When Amazon filed law suits against more than 1,000 fake online reviewers earlier this month, it brought to light the fact that no one is free from the risk of fake reviews. Reviews have become the backbone of online shopping; helping even relatively unknown sites build credibility with prospects.
However, stories such as Amazon’s have undermined the trust reviews naturally provide. With 54% of all UK adults reading online reviews, and up to £23bn a year in UK consumer spending potentially influenced by online reviews, getting on top of fake reviews is not something to be ignored.
While those making a living from selling fake reviews will always be tough to combat, there are a few things both people and brands can do to help identify and discredit fake reviews.

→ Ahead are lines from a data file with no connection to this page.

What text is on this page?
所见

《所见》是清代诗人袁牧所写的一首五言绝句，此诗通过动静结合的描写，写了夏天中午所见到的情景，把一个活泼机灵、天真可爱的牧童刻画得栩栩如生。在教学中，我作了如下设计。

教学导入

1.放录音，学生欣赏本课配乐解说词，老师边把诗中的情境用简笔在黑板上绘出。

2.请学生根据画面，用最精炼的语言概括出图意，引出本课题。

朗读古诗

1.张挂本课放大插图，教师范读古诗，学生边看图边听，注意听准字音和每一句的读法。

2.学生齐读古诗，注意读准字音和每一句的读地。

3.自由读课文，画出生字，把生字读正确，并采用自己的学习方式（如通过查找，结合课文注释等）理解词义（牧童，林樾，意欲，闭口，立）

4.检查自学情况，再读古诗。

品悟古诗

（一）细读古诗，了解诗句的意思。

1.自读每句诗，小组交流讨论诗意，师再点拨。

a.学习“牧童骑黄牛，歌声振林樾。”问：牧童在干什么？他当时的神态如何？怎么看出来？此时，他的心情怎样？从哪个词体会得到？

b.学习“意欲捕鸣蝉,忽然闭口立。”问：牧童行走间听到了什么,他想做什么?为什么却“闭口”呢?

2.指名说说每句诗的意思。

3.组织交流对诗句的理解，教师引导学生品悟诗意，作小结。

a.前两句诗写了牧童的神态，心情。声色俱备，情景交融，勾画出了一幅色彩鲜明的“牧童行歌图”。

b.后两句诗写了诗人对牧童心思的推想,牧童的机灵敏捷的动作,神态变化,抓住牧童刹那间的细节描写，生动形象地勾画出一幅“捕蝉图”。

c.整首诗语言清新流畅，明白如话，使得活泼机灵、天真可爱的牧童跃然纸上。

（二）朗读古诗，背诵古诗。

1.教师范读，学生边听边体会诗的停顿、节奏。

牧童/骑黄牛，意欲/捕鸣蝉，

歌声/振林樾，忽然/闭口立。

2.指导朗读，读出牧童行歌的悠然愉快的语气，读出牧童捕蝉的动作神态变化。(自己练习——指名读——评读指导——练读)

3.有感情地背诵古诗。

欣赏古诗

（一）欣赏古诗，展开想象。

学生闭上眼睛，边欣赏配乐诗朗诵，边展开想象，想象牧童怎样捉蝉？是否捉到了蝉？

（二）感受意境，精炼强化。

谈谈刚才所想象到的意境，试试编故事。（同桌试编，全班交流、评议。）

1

Make reviews as real as possible
Put a face to the name
We’re naturally more comfortable receiving recommendations from people we know, which is why personal online reviews are persuasive; we trust the person making the recommendation. The more your brand can make sure the reviews are real, believable and trustworthy, the better. Linking social accounts is a good way to do this as it adds further credibility. While it’s not impossible to fake this information, it does make the process of leaving a fake review more difficult.
Give them a history
Make sure that reviewers display the number and frequency of reviews made, the types of products/services they have reviewed (including purchase verification) and the average rating given. Reviews made about random products/services, reviews with a very high or very low average rating and repetitive or very specific language can indicate a fake reviewer.
Display their credentials
Authenticating accounts such as email, social, mobile or home address verification is a good way to identify genuine reviewers and helps prevent multiple accounts being created. While these sorts of measures are typically undertaken by banks and financial societies, there’s no reason some or all of these couldn’t be implemented where customers rely heavily on reviews, or where the reviews will influence a large or important transaction.
Make it easy for others to rate reviews...
The community can ‘give back’ by helping to up-weight genuine, helpful reviews and down-weight fake ones. While Amazon is using artificial intelligence to combat fake reviews by placing emphasis on verified and helpful reviews, there are simpler measures brands can implement.
A ‘this was helpful/unhelpful’ button is one of the easiest ways people can give feedback on the reviews they read. When a review contains useful information and is presented in a fair manner (regardless of whether it’s positive or negative), a simple vote can help promote reviews that reflect the most objective opinions.
And add to them
Giving people the ability to comment on reviews helps identify where reviews are inconsistent with the opinions of the majority. By leaving a ‘review of a review’, people can help downplay the effect of particular reviews without having to post one of their own, adding further weight to the helpful/unhelpful rating. In this scenario, it’s also important to ensure consumer profiles are created to help prevent fake reviewers from simply marking their own reviews as ‘helpful’ and leaving extremely positive comments.
Robust measures such as those outlined above, to protect brands and consumers from fake reviews helps to create an environment of open, honest communication that takes the power away from fake reviewers, ultimately leading to a more genuine experience. To maintain credibility as a brand or indeed as a site that specialises in consumer reviews, it’s important to consider adding these measures to your review process, and further strengthen people’s trust in your business.